The film's working title was 限期破案, literally "Solving the case in time", but in September 2020 the title was changed to 除暴, literally "Getting rid of outlaws", in support of the ongoing law enforcement campaign to crack down on underworld crimes.

== Release and reception ==

Though originally planned for a 2019 release, the film was released in China on 20 November 2020, after screenings on 14 and 15 November. Screening audiences rated it 8.8 out of 10 on Taopiaopiao and Maoyan. Among their reactions were sentiments like "Now I understand why China is one of the safest countries in the world nowadays" and "Being a police officer back then was really tough". It was also released in Australia on 10 December 2020.

The weekend of its release, Caught in Time was the top-grossing film internationally.
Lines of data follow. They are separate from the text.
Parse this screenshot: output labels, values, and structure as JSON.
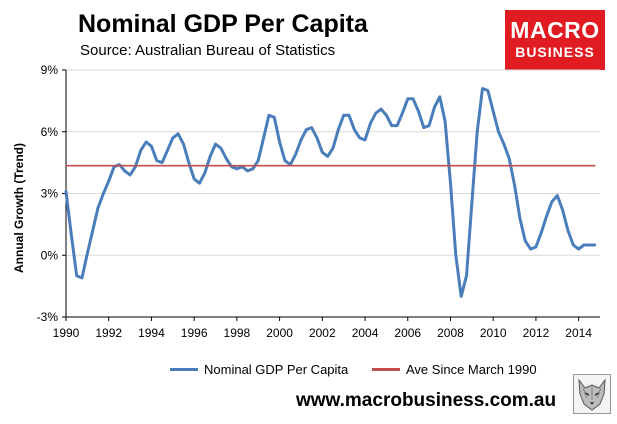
{
  "chart_data": {
    "type": "line",
    "title": "Nominal GDP Per Capita",
    "subtitle": "Source: Australian Bureau of Statistics",
    "ylabel": "Annual Growth (Trend)",
    "xlabel": "",
    "xlim": [
      1990,
      2015
    ],
    "ylim": [
      -3,
      9
    ],
    "x_ticks": [
      1990,
      1992,
      1994,
      1996,
      1998,
      2000,
      2002,
      2004,
      2006,
      2008,
      2010,
      2012,
      2014
    ],
    "y_ticks": [
      {
        "value": -3,
        "label": "-3%"
      },
      {
        "value": 0,
        "label": "0%"
      },
      {
        "value": 3,
        "label": "3%"
      },
      {
        "value": 6,
        "label": "6%"
      },
      {
        "value": 9,
        "label": "9%"
      }
    ],
    "legend_position": "bottom",
    "series": [
      {
        "name": "Nominal GDP Per Capita",
        "color": "#4a7ebb",
        "x": [
          1990,
          1990.25,
          1990.5,
          1990.75,
          1991,
          1991.25,
          1991.5,
          1991.75,
          1992,
          1992.25,
          1992.5,
          1992.75,
          1993,
          1993.25,
          1993.5,
          1993.75,
          1994,
          1994.25,
          1994.5,
          1994.75,
          1995,
          1995.25,
          1995.5,
          1995.75,
          1996,
          1996.25,
          1996.5,
          1996.75,
          1997,
          1997.25,
          1997.5,
          1997.75,
          1998,
          1998.25,
          1998.5,
          1998.75,
          1999,
          1999.25,
          1999.5,
          1999.75,
          2000,
          2000.25,
          2000.5,
          2000.75,
          2001,
          2001.25,
          2001.5,
          2001.75,
          2002,
          2002.25,
          2002.5,
          2002.75,
          2003,
          2003.25,
          2003.5,
          2003.75,
          2004,
          2004.25,
          2004.5,
          2004.75,
          2005,
          2005.25,
          2005.5,
          2005.75,
          2006,
          2006.25,
          2006.5,
          2006.75,
          2007,
          2007.25,
          2007.5,
          2007.75,
          2008,
          2008.25,
          2008.5,
          2008.75,
          2009,
          2009.25,
          2009.5,
          2009.75,
          2010,
          2010.25,
          2010.5,
          2010.75,
          2011,
          2011.25,
          2011.5,
          2011.75,
          2012,
          2012.25,
          2012.5,
          2012.75,
          2013,
          2013.25,
          2013.5,
          2013.75,
          2014,
          2014.25,
          2014.5,
          2014.75
        ],
        "values": [
          3.1,
          1.0,
          -1.0,
          -1.1,
          0.1,
          1.2,
          2.3,
          3.0,
          3.6,
          4.3,
          4.4,
          4.1,
          3.9,
          4.3,
          5.1,
          5.5,
          5.3,
          4.6,
          4.5,
          5.1,
          5.7,
          5.9,
          5.4,
          4.5,
          3.7,
          3.5,
          4.0,
          4.8,
          5.4,
          5.2,
          4.7,
          4.3,
          4.2,
          4.3,
          4.1,
          4.2,
          4.6,
          5.7,
          6.8,
          6.7,
          5.5,
          4.6,
          4.4,
          4.9,
          5.6,
          6.1,
          6.2,
          5.7,
          5.0,
          4.8,
          5.2,
          6.1,
          6.8,
          6.8,
          6.1,
          5.7,
          5.6,
          6.4,
          6.9,
          7.1,
          6.8,
          6.3,
          6.3,
          6.9,
          7.6,
          7.6,
          7.0,
          6.2,
          6.3,
          7.2,
          7.7,
          6.5,
          3.5,
          0.0,
          -2.0,
          -1.0,
          2.5,
          6.0,
          8.1,
          8.0,
          7.0,
          6.0,
          5.4,
          4.7,
          3.4,
          1.8,
          0.7,
          0.3,
          0.4,
          1.1,
          1.9,
          2.6,
          2.9,
          2.2,
          1.2,
          0.5,
          0.3,
          0.5,
          0.5,
          0.5
        ]
      },
      {
        "name": "Ave Since March 1990",
        "color": "#c0504d",
        "x": [
          1990,
          2014.75
        ],
        "values": [
          4.35,
          4.35
        ]
      }
    ]
  },
  "branding": {
    "logo_line1": "MACRO",
    "logo_line2": "BUSINESS",
    "logo_color": "#e01b22",
    "website": "www.macrobusiness.com.au"
  }
}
It was the box office number-one film in China for weeks 47–48 of 2020.

It received mixed reviews. Jiemian News wrote that the film was bold and innovative for adapting the style of classic Hong Kong crime films to the context of mainland China, but noted that not all viewers were pleased with this choice. Critic Dong Jing said that after an exciting first half, the second half of the film was disappointing and Zhong Cheng's character was not developed enough, but she still felt the film was worth watching. The film was praised for its detailed recreation of 1990s China.

Viewers enjoyed the final fight scene in the bathhouse. While commentators praised the realistic punches, they also joked that the men kept their towels on improbably well. "Daniel Wu's towel never falls off even when he fights" became one of the top searches on Weibo.

== Sequel ==
On 3 December 2020, a sequel was announced. Caught in Time 2 will feature the same cast, and director Lau Ho-Leung is writing the screenplay.